Сегодня очень сильно, радикально меняется структура экономики. Появляются зеленые компании, которые выигрывают от внедрения новых технологий, и традиционные производители, которые проигрывают. Это отражается в том числе и на капитализации компаний. И я не думаю, что будет возможность сохранить привлекательность нефтегазовых активов, особенно в странах, где высока стоимость их добычи. Сегодня их роль — быть дойными коровами для акционеров, и, думаю, в ближайшее время пойдет волна сокращения субсидий на ископаемое топливо — везде, кроме России. А если возвращаться к саммиту в Глазго, то стало понятным, что точка невозврата пройдена и что климатическая повестка — это битва за выживание человечества, игра на время. Сокращение выбросов важно, но еще важнее становится поглощение метана, к примеру развитие и масштабирование лесных посадок на земле и под водой. Одного решения нет, но, если делать все сразу, возможно, вместо полного исчезновения нашего вида нам удастся сократить потери до 30% населения Земли.
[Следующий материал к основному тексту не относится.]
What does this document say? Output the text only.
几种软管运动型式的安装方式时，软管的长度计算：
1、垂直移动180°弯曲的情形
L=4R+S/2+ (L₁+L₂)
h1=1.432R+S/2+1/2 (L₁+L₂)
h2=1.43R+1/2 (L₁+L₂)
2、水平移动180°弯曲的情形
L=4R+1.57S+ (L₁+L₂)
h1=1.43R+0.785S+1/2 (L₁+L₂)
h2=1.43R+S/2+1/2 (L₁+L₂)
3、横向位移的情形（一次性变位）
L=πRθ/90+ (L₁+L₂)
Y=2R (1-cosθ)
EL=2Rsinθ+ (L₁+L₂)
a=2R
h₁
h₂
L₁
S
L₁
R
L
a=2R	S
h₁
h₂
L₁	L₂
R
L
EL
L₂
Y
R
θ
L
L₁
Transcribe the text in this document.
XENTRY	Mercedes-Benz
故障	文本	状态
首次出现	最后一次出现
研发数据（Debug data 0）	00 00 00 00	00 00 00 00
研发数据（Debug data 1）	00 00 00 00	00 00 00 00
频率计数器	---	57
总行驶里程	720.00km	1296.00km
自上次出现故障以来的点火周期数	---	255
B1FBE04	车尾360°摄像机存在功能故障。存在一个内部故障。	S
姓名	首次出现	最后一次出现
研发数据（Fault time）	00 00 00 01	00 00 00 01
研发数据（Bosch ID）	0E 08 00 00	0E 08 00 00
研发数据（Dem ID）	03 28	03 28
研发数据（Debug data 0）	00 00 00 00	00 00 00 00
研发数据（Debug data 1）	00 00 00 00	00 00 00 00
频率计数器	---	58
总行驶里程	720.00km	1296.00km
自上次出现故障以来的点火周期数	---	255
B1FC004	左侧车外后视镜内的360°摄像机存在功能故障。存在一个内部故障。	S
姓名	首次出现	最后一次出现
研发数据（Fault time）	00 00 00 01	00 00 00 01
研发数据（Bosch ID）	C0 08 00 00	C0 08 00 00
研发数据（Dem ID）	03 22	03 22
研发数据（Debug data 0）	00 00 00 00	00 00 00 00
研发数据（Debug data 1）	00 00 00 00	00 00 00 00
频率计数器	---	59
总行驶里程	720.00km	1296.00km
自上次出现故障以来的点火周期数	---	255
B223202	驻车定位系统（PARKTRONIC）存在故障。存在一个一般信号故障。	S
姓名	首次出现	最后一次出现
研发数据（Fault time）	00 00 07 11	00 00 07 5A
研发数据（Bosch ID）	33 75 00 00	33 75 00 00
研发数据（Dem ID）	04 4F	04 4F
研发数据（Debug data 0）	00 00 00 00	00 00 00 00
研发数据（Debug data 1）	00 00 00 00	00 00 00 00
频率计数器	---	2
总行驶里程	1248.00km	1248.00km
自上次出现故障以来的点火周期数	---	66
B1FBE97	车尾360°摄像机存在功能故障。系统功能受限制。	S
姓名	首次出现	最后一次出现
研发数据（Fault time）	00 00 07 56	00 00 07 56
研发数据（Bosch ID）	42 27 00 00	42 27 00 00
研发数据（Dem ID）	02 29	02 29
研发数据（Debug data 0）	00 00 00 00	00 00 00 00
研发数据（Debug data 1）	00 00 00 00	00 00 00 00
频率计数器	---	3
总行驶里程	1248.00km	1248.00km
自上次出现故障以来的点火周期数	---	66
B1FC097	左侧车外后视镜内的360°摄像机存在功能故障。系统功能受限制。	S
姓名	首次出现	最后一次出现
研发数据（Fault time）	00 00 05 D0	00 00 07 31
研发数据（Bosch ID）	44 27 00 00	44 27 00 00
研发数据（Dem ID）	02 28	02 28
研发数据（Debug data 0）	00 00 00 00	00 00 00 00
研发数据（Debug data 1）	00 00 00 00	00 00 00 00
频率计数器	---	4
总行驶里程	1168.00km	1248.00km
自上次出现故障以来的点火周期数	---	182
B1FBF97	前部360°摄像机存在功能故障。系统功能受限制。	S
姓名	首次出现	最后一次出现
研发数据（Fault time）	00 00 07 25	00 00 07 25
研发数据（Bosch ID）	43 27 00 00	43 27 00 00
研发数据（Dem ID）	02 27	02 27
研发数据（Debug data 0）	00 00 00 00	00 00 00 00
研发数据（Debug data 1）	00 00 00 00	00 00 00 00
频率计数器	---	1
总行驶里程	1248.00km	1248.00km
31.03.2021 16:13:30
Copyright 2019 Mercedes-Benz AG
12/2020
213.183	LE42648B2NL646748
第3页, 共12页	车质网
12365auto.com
Это было бы не так уж плохо, если смотреть на ситуацию трезвым взглядом. Быть спойлером в такой ситуации безумие.

— Как обыкновенный человек может повлиять на изменение климата — и может ли вообще?

— На Западе для обыкновенного человека это все уже выглядит очевидно: снижение потребления электроэнергии, переход автомобильного транспорта на гибриды и электричество, возобновляемая энергетика, отказ от говядины и т. д. С одной стороны, европейцы экономят, потому что стоимость топлива, газа и электроэнергии высокая. С другой — сокращают объемы вредных выбросов в атмосферу. Понятно, что за водородную энергию тоже нужно платить, но она экологичная (без выбросов, если не делать водород из газа). А есть возобновляемые источники энергии — солнечная и ветряная,— за которые вообще платить не надо. Соответственно, это стимулирует инвестиции в технологии, которые окупают их развитие и внедрение.